For each share of common stock purchased, Purchasers will also receive an unregistered warrant to purchase 0.5 of a share of common stock (the
Warrants). The Warrants are being issued in a concurrent private placement.
In connection with the registered offering and
the concurrent private placement, the Company engaged H.C. Wainwright & Co., LLC (the Placement Agent) to act as its exclusive placement agent. The Company agreed to pay the Placement Agent a cash placement fee equal to 7% of
the aggregate purchase price for the common stock sold in the registered offering, plus a non-accountable expense allowance equal to 1% of the gross proceeds of all the common stock sold in the registered offering. The Placement Agent will also
receive five-year warrants (the Compensation Warrants) equal to 5% of the aggregate number of shares of common stock sold in the registered offering, at an exercise price of $2.0406 (125% of the public offering price per share of common
stock). The Company also granted the Placement Agent a right of first refusal to act as its exclusive advisor, manager or underwriter or agent, as applicable, if the Company or its subsidiaries sells or acquires a business, finances any indebtedness
using an agent, or raises capital through a public or private offering of equity or debt securities at any time prior to December 19, 2015.
The offer and sale of the common stock in the registered offering is registered under the Securities Act of 1933, as amended (the
Securities Act), on a registration statement on Form S-3 (File No. 333-202702), which became effective on March 19, 2015, and a related prospectus supplement filed in connection with such offering.
In a concurrent private placement, each Purchaser will also receive Warrants to purchase 0.5 of a share of common stock for each share of
common stock purchased in the registered offering. The Warrants have an exercise price of $1.6325 per share, shall be exercisable immediately and will expire five years and six months from the date of issuance. The Warrants are exercisable for cash
or, solely in the absence of an effective registration statement or prospectus, by cashless exercise. The exercise price of the Warrants is not subject to a price-based anti-dilution adjustment. The exercise price of the Warrants is
subject to adjustment in the case of customary events such as stock dividends or other distributions on shares of common stock or any other equity or equity equivalent securities payable in shares of common stock, stock splits, stock combinations,
reclassifications or similar events affecting our common stock, and also, subject to limitations, upon any distribution of assets, including cash, stock or other property to our stockholders.

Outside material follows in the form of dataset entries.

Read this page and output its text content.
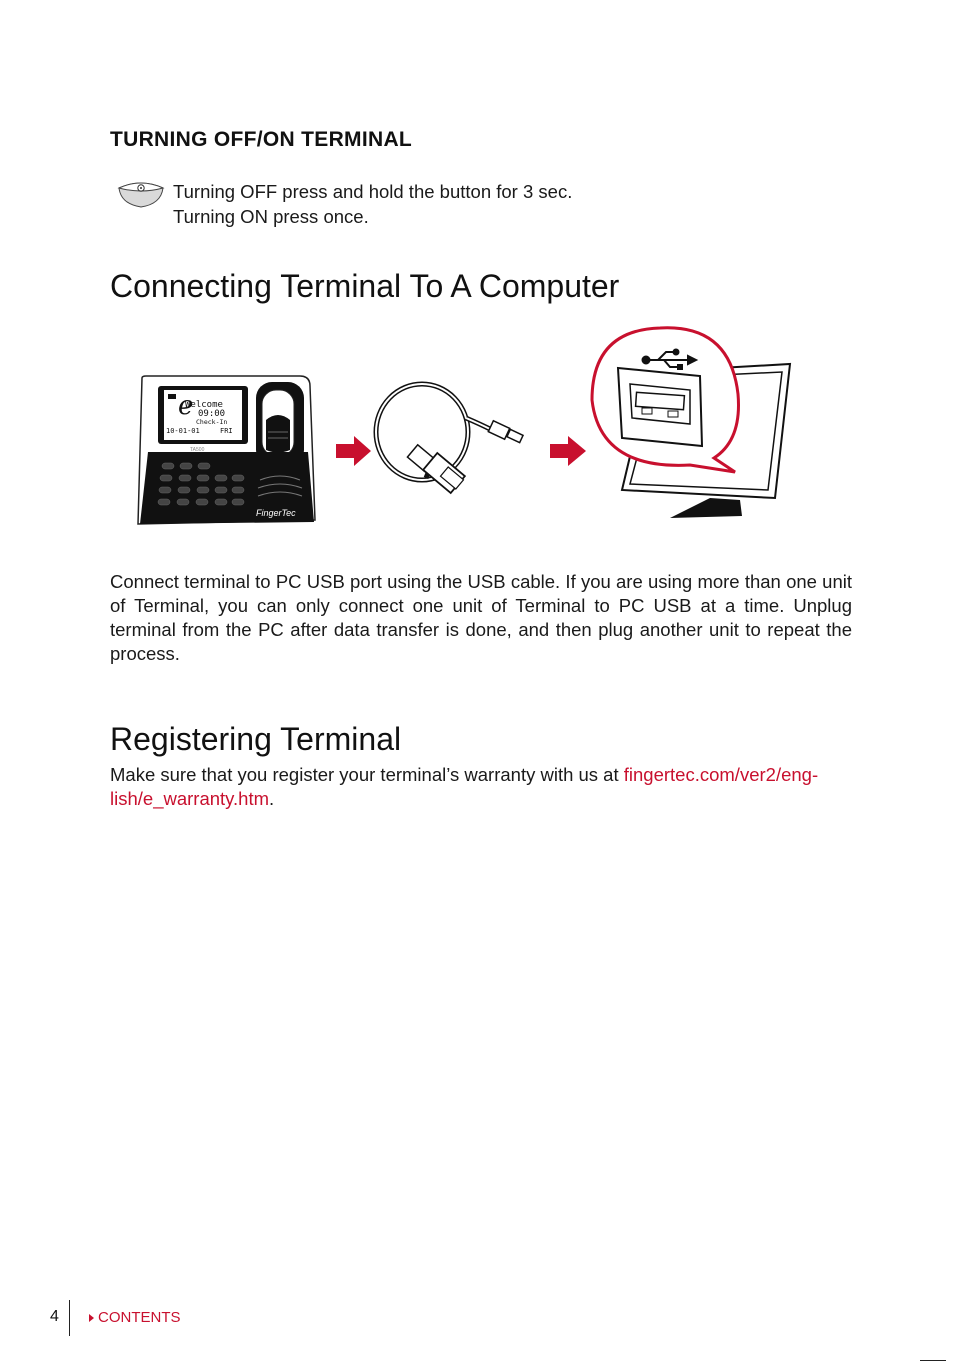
TURNING OFF/ON TERMINAL
Turning OFF press and hold the button for 3 sec.
Turning ON press once.
Connecting Terminal To A Computer
e
Welcome
09:00
Check-In
10-01-01	FRI
TA500
FingerTec
Connect terminal to PC USB port using the USB cable. If you are using more than one unit of Terminal, you can only connect one unit of Terminal to PC USB at a time. Unplug terminal from the PC after data transfer is done, and then plug another unit to repeat the process.
Registering Terminal
Make sure that you register your terminal’s warranty with us at fingertec.com/ver2/eng-lish/e_warranty.htm.
4	CONTENTS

The exercise of the Warrants is subject to certain
beneficial ownership and other limitations set forth in the Warrants.
The Company will receive proceeds from the concurrent private
placement transaction solely to the extent the Warrants are exercised for cash.
On March 20, 2015, the Company issued a press
release announcing the registered offering and the concurrent private placement. A copy of the press is filed as Exhibit 99.1 hereto and is incorporated herein by reference.

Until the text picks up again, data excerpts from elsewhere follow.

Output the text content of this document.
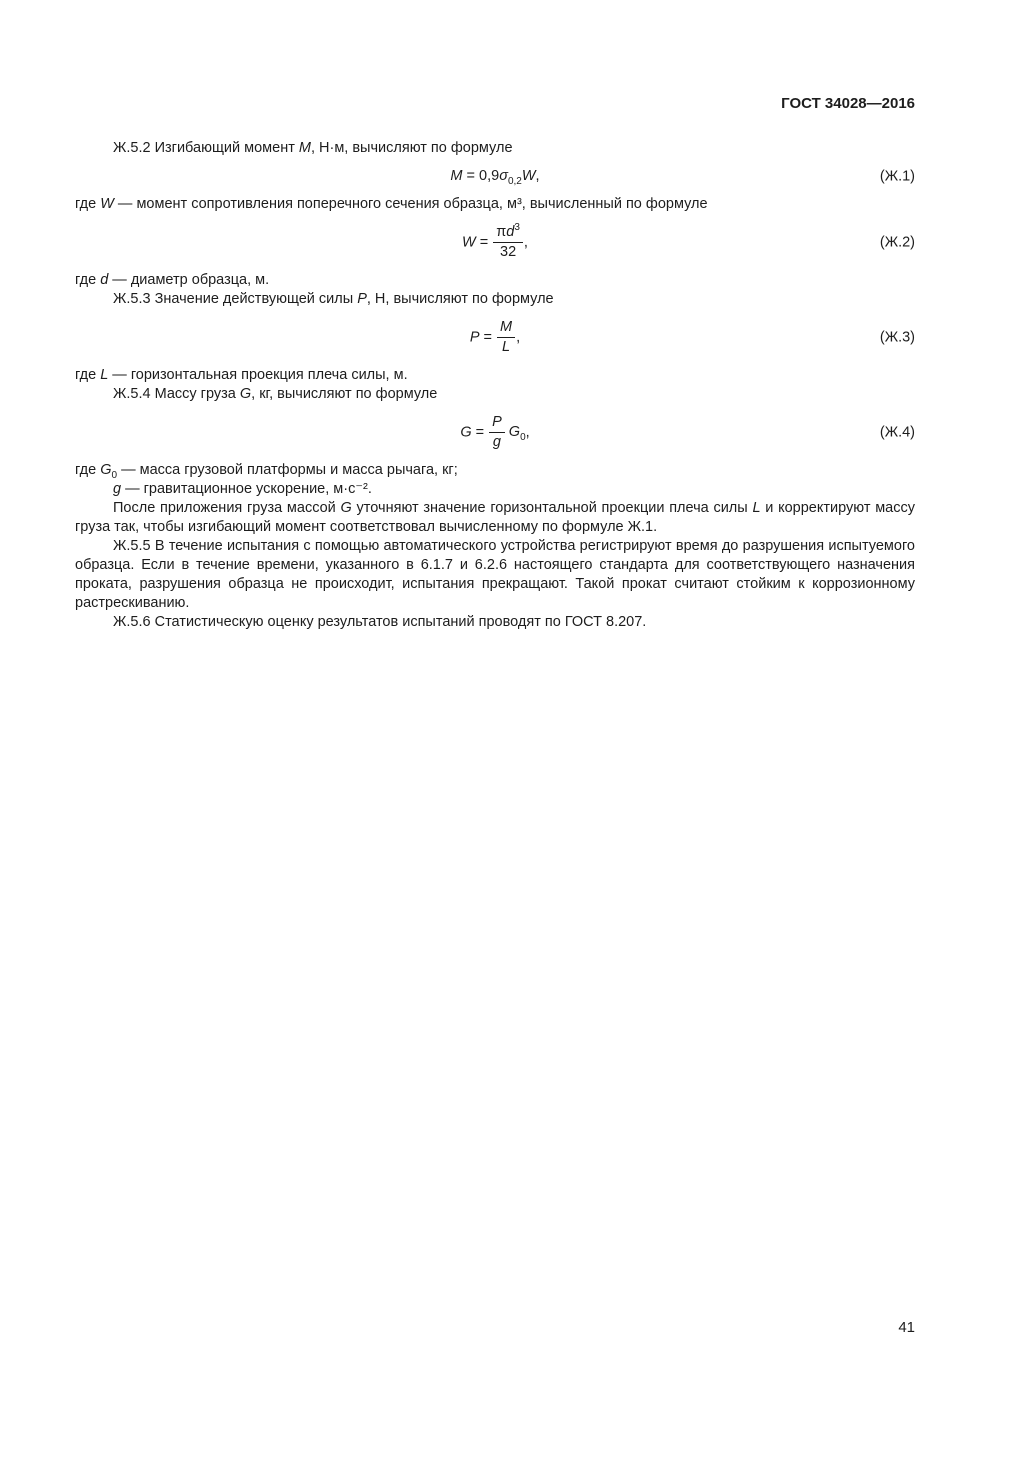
ГОСТ 34028—2016

Ж.5.2 Изгибающий момент M, Н·м, вычисляют по формуле

$M = 0,9\sigma_{0,2}W$,	(Ж.1)

где W — момент сопротивления поперечного сечения образца, м³, вычисленный по формуле

$W = \frac{\pi d^3}{32}$ ,	(Ж.2)

где d — диаметр образца, м.

Ж.5.3 Значение действующей силы P, Н, вычисляют по формуле

$P = \frac{M}{L}$ ,	(Ж.3)

где L — горизонтальная проекция плеча силы, м.

Ж.5.4 Массу груза G, кг, вычисляют по формуле

$G = \frac{P}{g} G_0$,	(Ж.4)

где $G_0$ — масса грузовой платформы и масса рычага, кг;

g — гравитационное ускорение, м·с⁻².

После приложения груза массой G уточняют значение горизонтальной проекции плеча силы L и корректируют массу груза так, чтобы изгибающий момент соответствовал вычисленному по формуле Ж.1.

Ж.5.5 В течение испытания с помощью автоматического устройства регистрируют время до разрушения испытуемого образца. Если в течение времени, указанного в 6.1.7 и 6.2.6 настоящего стандарта для соответствующего назначения проката, разрушения образца не происходит, испытания прекращают. Такой прокат считают стойким к коррозионному растрескиванию.

Ж.5.6 Статистическую оценку результатов испытаний проводят по ГОСТ 8.207.

41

The foregoing summaries of the Purchase Agreement, Warrants and Compensation Warrants are
subject to, and qualified in their entirety by, such documents attached hereto as Exhibits 1.1, 4.1 and 4.2, respectively, which are incorporated herein by reference. Certain of these documents contain representations and warranties and other
statements which are not for the benefit of any party other than the parties to such document or agreement and are not intended as a document for investors (to the extent they are not a party to such agreement) or the public generally to obtain
factual information about us.
A copy of the opinion of Manatt, Phelps & Phillips, LLP relating to the legality of the
issuance of the shares of common stock is attached hereto as Exhibit 5.1.
Adjustment of Exercise Price of other Warrants
As a result of the registered offering and the concurrent private placement, the exercise price of the Term A and Term B warrants issued in the
Companys underwritten public offering that closed on August 9, 2013, will each be adjusted to $1.6325 due to the price-based anti-dilution adjustment mechanisms in such warrants which provides that if the Company sells shares of common
stock or common stock equivalents at an effective per share price less than the then exercise price of such warrants, that the exercise price of the Term A and Term B warrants will be reset to such lower price. This feature will terminate when the
volume-weighted average price of our common stock as reported by our principal trading market exceeds 300% of the then exercise price of the warrant for thirty consecutive trading days and does not apply to certain exempt issuances, including, in
certain circumstances, issuances under equity incentive plans, securities issued upon exercise or conversion of existing securities or securities issued in connection with acquisitions or strategic transactions.
Each Term B warrant expires on August 9, 2015 and each Term A warrant expires on August 9, 2018.